# Chain Catcher on Orca



## UGASkiDawg (Jun 23, 2008)

Has anyone used the Deda dog fang or any other chain catcher on their Orca? Before I order one I'd like to know if it will actually fit.


----------



## CHT (Mar 1, 2001)

It works no problem. I have the K-Edge chain catcher w/Record 10 braze-on and there are no issues.

http://www.competitivecyclist.com/road-bikes/product-components/2010-k-edge-chain-catcher-with-hfk-6263.2355.0.html


----------



## UGASkiDawg (Jun 23, 2008)

Thanks looks nice but holy smokes...$49 for a tiny piece of aluminum?? I thought the dog fang was expensive.


----------



## CHT (Mar 1, 2001)

UGASkiDawg said:


> Thanks looks nice but holy smokes...$49 for a tiny piece of aluminum?? I thought the dog fang was expensive.


LOL. My Orca was picked up slightly used and it was already on the bike.
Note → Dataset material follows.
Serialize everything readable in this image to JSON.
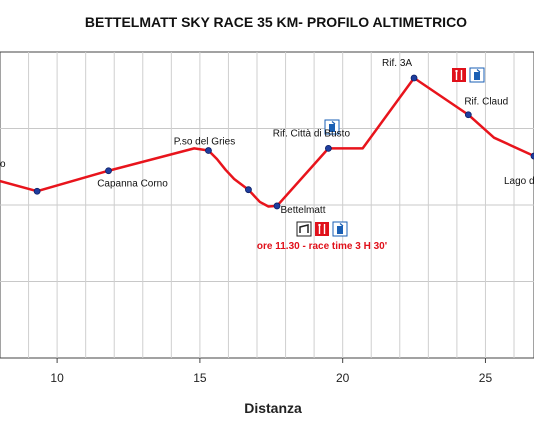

I didn't realize the cost until I posted the link. There are cheaper alternatives...they all look very similar and there is no reason they won't work w/the Orca.


----------



## dave2pvd (Oct 15, 2007)

Chain Tickler


----------



## MisterMike (Aug 12, 2004)

dave2pvd said:


> Chain Tickler


+1. I don't actually have dave2pvd's version but a similar DIY one. Had dave2pvd's been around when I made mine I probably just would have bought his. That type of design is very simple and very, very, effective. No clamps or other stuff to deal with. In my case nothing with a clamp would fit my Onix. Clamps may fit the Orca but the hang down from the FD types are going to work no mater what.


----------